Recessions since 1940
Start End Duration
Feb 1945 Oct 1945 8 months
Nov 1948 Oct 1949 11 months
Jul 1953 May 1954 10 months
Aug 1957 Apr 1958 8 months
Apr 1960 Feb 1961 10 months
Dec 1969 Nov 1970 11 months
Nov 1973 Mar 1975 16 months
Jan 1980 Jul 1980 6 months
Jul 1981 Nov 1982 16 months
Jul 1990 Mar 1991 8 months
Mar 2001 Nov 2001 8 months
Dec 2007 Jul 2009 19 months

Patterns worth noting

There are several patterns worth noting from the graph on the top of this page.

  • Deep recessions recover quickly. If history repeats, we will be adding jobs by Summer and exceeding the Workforce Growth Rate by Fall.
  • Deep recessions cycle quickly. This is worrisome for the recession of 2008 and 2009.
  • Shallow recessions take longer to recover - especially the last two in 1991 and 2001.
  • Our current employment situation has been getting better for 11 months in a row, even though we're still losing jobs. Finding a job is getting easier.

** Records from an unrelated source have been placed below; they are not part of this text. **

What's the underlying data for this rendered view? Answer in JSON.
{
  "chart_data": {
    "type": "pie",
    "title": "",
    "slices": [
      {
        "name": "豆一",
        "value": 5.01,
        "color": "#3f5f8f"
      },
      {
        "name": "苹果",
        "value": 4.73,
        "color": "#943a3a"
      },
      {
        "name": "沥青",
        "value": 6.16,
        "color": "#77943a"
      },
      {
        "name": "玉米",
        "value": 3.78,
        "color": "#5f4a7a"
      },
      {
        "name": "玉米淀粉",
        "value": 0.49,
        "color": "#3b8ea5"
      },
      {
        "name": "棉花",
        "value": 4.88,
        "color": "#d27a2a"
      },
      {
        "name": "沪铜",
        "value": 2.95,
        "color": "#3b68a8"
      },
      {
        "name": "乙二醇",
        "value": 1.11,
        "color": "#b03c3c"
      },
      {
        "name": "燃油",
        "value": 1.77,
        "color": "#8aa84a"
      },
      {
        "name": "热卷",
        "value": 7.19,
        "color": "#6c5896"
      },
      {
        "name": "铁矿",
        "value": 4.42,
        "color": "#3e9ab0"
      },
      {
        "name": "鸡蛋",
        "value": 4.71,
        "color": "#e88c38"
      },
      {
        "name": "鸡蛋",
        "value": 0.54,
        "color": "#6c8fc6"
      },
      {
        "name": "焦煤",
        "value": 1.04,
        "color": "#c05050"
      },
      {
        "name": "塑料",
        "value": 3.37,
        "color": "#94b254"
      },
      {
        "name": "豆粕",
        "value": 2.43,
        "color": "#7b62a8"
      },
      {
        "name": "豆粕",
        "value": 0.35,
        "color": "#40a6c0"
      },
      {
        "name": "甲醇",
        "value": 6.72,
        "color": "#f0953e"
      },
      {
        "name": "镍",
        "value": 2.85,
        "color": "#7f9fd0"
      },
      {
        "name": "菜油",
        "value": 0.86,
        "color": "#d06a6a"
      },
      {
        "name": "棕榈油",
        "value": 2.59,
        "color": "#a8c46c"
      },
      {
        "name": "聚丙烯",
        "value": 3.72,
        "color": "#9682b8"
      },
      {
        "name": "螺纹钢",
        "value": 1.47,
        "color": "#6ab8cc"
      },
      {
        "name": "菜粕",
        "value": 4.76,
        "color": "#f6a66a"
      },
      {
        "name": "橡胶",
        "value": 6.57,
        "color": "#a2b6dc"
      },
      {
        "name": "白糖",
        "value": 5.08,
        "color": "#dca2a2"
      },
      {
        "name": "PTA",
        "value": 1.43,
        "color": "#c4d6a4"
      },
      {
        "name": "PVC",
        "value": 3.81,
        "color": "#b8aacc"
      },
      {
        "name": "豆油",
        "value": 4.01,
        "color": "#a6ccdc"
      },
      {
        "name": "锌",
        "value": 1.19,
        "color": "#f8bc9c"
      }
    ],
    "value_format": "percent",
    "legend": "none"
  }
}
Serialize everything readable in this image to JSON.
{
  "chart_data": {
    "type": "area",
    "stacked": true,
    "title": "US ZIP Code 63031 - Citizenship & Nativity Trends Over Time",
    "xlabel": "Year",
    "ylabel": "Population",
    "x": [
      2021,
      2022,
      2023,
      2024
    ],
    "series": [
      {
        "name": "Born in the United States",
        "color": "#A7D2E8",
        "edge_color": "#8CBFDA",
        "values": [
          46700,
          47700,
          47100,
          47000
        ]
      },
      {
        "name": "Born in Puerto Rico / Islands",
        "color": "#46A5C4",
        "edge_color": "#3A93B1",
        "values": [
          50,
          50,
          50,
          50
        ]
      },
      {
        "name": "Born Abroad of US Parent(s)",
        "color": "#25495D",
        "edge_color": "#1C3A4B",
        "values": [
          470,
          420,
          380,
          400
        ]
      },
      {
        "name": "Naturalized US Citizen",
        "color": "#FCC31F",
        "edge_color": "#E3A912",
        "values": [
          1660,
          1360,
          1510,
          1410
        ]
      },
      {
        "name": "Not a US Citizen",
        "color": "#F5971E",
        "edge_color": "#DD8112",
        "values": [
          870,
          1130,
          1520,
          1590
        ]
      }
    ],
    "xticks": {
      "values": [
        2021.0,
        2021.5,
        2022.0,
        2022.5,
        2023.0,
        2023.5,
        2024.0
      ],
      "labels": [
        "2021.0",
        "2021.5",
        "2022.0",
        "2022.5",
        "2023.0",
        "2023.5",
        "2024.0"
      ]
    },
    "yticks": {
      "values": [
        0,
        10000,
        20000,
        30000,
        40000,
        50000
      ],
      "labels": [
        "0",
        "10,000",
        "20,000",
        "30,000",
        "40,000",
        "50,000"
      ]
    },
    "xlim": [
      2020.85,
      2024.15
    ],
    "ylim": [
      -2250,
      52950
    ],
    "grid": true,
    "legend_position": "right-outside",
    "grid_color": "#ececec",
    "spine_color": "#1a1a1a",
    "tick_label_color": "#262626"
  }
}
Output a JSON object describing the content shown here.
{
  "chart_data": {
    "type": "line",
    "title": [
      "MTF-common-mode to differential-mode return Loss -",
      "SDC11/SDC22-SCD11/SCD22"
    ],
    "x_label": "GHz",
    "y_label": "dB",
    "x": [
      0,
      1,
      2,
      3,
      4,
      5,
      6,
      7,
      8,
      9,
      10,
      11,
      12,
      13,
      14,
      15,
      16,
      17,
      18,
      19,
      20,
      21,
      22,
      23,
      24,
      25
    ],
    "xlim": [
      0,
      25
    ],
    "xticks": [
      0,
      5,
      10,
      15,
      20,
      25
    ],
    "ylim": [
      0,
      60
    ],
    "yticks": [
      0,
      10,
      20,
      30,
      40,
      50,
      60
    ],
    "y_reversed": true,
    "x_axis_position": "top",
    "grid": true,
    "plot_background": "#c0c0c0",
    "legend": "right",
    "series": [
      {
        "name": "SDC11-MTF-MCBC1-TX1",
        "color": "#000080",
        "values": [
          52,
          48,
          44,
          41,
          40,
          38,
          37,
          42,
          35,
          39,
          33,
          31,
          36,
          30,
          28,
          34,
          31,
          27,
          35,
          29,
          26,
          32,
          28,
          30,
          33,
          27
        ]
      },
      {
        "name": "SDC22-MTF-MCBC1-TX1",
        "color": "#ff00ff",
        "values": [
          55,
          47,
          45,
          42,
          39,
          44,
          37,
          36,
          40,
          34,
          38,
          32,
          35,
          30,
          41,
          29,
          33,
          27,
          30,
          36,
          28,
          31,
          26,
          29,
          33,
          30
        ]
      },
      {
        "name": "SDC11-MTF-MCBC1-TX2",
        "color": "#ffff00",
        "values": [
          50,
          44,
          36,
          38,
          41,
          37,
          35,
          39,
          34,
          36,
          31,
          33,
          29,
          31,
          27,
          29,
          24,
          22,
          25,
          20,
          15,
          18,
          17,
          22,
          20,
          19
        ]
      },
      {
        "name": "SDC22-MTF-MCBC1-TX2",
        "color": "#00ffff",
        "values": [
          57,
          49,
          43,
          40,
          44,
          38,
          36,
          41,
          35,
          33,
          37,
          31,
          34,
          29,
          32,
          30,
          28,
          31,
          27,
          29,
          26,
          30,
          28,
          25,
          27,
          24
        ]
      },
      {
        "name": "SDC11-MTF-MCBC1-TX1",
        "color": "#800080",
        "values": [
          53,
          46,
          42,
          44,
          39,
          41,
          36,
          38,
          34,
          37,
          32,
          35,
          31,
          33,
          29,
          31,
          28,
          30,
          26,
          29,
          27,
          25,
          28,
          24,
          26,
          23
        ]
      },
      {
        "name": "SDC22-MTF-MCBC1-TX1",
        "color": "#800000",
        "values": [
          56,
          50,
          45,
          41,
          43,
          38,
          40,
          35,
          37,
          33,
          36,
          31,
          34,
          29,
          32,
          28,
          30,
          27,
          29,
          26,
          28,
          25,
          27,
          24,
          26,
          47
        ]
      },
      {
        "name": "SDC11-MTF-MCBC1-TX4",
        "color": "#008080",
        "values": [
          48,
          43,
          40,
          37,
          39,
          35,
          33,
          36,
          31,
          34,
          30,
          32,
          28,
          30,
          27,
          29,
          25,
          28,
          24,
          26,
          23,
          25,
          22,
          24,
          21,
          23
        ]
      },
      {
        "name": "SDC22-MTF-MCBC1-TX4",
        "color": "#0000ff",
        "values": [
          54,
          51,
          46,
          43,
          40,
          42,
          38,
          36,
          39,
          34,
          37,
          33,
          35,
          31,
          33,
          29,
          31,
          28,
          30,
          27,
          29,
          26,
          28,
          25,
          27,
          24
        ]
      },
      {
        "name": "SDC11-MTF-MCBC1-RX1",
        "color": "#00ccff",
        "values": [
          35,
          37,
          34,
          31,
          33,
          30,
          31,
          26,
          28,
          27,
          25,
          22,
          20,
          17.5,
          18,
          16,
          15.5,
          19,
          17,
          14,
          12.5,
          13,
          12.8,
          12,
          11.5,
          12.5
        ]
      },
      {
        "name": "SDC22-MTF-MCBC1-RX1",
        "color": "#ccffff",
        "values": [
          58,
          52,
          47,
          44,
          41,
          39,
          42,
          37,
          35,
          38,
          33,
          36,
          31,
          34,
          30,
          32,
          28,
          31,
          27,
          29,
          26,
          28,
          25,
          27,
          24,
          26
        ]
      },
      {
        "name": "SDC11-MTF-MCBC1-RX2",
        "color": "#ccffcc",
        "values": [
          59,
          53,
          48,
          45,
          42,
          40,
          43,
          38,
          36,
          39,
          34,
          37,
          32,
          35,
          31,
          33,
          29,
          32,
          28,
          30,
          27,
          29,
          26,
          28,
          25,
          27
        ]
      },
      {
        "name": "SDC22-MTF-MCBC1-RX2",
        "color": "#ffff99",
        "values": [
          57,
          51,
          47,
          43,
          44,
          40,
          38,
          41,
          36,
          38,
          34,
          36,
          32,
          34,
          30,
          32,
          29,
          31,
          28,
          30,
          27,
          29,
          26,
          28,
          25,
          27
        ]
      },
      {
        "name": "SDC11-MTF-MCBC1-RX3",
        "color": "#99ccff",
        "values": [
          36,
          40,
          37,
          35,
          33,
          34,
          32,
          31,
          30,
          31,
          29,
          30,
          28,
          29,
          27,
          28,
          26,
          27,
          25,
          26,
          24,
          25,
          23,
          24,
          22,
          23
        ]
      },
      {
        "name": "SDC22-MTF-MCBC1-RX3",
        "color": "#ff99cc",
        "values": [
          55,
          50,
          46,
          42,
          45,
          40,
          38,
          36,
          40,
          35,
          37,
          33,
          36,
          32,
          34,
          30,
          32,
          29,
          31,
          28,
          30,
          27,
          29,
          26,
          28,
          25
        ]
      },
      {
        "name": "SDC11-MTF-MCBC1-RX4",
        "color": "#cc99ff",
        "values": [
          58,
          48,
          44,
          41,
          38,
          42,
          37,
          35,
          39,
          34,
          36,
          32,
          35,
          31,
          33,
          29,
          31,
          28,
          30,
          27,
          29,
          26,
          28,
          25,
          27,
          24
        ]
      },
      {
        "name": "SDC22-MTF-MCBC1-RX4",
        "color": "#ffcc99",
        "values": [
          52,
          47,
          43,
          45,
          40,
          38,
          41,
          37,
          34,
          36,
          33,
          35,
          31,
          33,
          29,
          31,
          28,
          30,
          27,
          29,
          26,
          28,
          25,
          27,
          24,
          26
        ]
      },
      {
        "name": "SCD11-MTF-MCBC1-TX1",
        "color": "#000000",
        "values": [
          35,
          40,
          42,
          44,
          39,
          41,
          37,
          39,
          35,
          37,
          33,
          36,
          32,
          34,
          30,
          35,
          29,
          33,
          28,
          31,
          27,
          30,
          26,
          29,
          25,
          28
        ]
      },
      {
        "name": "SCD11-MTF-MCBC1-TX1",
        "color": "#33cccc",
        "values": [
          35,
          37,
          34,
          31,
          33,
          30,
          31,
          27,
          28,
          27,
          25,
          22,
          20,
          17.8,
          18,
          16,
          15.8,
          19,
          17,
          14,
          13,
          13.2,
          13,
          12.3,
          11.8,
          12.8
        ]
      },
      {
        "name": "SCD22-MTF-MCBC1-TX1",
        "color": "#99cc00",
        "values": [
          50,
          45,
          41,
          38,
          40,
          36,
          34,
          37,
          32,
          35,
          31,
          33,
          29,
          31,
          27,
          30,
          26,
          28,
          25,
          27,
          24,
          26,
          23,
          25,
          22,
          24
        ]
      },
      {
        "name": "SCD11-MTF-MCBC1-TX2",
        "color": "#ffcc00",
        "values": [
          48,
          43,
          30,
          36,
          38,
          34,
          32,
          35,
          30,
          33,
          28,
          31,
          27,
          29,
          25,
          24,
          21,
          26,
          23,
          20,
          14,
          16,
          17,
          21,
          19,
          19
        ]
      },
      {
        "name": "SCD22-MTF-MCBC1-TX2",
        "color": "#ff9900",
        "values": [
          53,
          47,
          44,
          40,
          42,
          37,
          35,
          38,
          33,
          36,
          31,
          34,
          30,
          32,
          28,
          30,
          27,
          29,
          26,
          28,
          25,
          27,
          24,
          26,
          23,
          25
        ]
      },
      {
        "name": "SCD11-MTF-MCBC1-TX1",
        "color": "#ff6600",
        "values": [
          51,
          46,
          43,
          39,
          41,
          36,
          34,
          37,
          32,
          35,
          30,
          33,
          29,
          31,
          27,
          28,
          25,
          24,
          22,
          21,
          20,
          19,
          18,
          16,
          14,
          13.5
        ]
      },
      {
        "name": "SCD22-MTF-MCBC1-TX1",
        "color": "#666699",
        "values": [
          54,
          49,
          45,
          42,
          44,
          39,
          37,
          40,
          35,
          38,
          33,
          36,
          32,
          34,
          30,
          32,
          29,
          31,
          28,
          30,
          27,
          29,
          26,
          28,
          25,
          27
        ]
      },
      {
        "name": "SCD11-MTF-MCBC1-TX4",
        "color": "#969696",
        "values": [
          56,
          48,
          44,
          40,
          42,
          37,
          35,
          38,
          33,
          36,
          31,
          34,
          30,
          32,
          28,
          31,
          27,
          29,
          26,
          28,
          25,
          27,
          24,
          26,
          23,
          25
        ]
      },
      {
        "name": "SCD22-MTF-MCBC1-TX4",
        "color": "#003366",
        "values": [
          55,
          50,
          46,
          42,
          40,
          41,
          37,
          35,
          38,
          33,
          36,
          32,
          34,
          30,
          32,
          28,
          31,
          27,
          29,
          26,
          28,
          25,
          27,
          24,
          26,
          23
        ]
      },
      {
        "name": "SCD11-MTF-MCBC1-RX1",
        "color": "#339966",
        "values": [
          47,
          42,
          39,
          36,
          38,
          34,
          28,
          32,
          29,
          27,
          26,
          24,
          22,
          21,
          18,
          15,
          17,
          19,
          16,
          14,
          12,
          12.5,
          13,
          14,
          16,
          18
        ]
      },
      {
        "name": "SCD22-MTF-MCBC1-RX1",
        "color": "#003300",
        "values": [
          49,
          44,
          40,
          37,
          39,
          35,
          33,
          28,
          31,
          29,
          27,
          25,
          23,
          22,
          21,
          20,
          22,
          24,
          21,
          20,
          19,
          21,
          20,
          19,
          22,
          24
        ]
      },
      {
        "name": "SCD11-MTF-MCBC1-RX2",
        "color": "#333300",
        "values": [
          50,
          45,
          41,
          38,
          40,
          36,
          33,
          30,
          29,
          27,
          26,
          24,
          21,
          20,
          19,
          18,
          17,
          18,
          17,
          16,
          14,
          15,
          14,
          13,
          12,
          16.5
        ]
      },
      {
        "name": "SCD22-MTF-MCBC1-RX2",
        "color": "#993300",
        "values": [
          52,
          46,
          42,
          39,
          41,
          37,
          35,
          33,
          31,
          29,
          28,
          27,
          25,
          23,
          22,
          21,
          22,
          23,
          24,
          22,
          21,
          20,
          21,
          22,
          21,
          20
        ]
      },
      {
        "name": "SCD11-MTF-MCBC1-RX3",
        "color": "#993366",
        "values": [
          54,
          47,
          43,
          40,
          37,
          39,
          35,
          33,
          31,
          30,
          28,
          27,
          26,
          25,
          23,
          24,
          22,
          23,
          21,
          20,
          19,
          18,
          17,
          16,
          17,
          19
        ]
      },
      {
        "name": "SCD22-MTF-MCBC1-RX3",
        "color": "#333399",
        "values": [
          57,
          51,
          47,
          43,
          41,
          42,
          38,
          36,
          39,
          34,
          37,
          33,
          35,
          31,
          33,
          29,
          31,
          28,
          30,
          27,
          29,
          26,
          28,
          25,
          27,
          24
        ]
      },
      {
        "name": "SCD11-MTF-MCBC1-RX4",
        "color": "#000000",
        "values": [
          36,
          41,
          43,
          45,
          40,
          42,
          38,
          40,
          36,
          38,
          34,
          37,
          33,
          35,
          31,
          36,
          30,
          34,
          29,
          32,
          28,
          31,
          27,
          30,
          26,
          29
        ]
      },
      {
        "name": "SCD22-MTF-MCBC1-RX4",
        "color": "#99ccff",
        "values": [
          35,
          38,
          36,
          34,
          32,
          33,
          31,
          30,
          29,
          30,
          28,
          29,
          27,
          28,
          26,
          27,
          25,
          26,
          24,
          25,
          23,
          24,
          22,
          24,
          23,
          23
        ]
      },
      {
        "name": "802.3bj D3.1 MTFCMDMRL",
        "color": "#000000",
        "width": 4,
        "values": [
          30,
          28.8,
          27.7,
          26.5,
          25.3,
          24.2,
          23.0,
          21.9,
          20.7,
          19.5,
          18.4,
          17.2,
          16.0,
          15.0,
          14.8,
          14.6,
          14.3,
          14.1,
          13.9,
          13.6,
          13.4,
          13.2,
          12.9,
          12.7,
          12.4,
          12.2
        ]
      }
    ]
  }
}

However, we still have a long way to go before we put everyone back to work.
  • The only time we've had a W-Shaped recession was the early 1980s, and the first part was very shallow - barely dipping below zero employment growth. It seems unlikely that our current recession will double-dip because it was so deep - in fact, none of the deep recessions were W-Shaped.

Lessons learned (looking back)

Our most recent recession that started in December of 2007 was not announced or made official until one year later, in December 2008.

Looking back at the patterns of recessions from the graph on the top of this page, it was abundantly clear for at least the last half of 2008 that we were in a recession, just by looking at the employment growth rates. We should learn from this. 

Ditto for when this recession ended.

The take-away

Employment Growth Rates are the easiest and fastest way to quickly grasp our employment situation and how easy or hard it is to find a job. You will find these growth rates color coded throughout JobBait to make it even easier.